Engineering Contradictions & Design Principles
Engineering Contradiction Analysis
1Measurement precision
If general bot detection methods are used, then detection coverage is provided, but detection precision is insufficient to correctly identify coordinated bot networks
Solution Approach 1:
The system segments bot detection into multiple specialized components: individual bot detection algorithms analyze posting behavior patterns, network analysis algorithms examine follower relationships and account connections, and coordination detection algorithms identify synchronized activities. This segmentation allows each component to focus on specific detection aspects, improving overall precision without requiring a single overly complex system
Solution Approach 2:
The system merges multiple detection algorithms and analysis methods into a unified detection framework that combines individual bot detection, network structure analysis, and coordination pattern recognition. This integration enables the system to detect bot networks by synthesizing evidence from multiple sources, achieving high detection precision while managing complexity through modular architecture
2Reliability
If comprehensive network analysis is performed to detect bot networks, then detection accuracy improves, but computational time and resources increase
Solution Approach 1:
The system performs preliminary filtering and analysis by first identifying suspicious accounts using individual bot detection algorithms before applying more computationally intensive network analysis.

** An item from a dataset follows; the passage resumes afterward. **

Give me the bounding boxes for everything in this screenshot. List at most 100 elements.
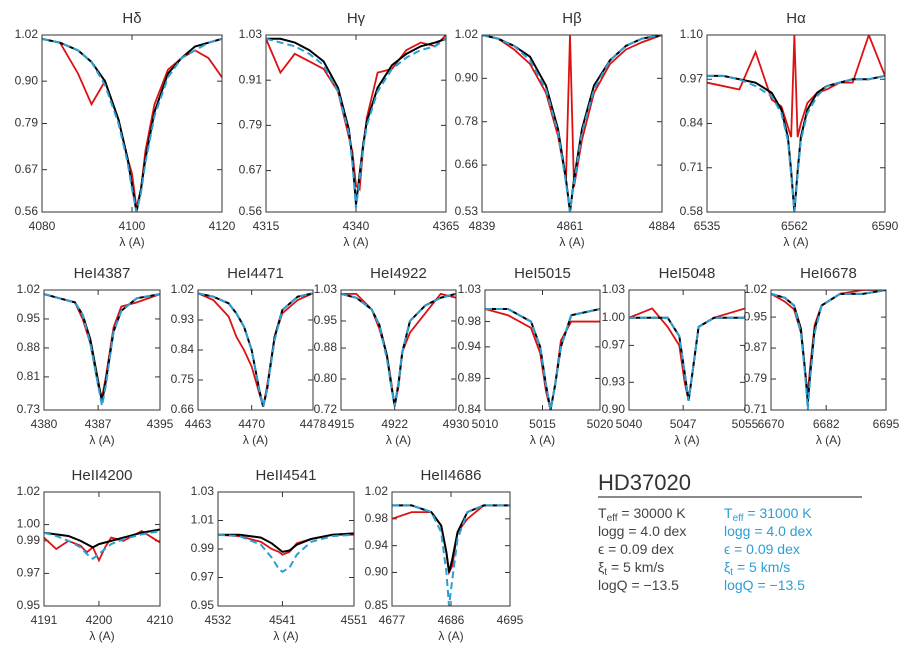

This preliminary action reduces the scope of subsequent network analysis to only potentially suspicious accounts and their connections, maintaining high detection reliability while significantly reducing computational time and resources
Solution Approach 2:
The system applies different levels of analysis intensity to different parts of the network based on suspicion scores and network importance. High-priority targets with suspected bot network connections receive comprehensive network analysis, while lower-priority accounts receive lighter analysis. This local quality approach ensures reliable detection of critical bot networks while optimizing resource allocation and reducing overall computational time
Data Source
AI summary
A system and method for detecting interactive network of automated accounts, the interactive network of automated accounts comprising a plurality of automated accounts posting to a social media channel, the system comprising: an ingestion engine operated by a computational device for connecting to the social media channel and receiving a plurality of social media postings from a plurality of posting entities; a bot model operated by a computational device for determining whether at least one posting entity is a suspected bot; and a computer network for communication between said computational devices.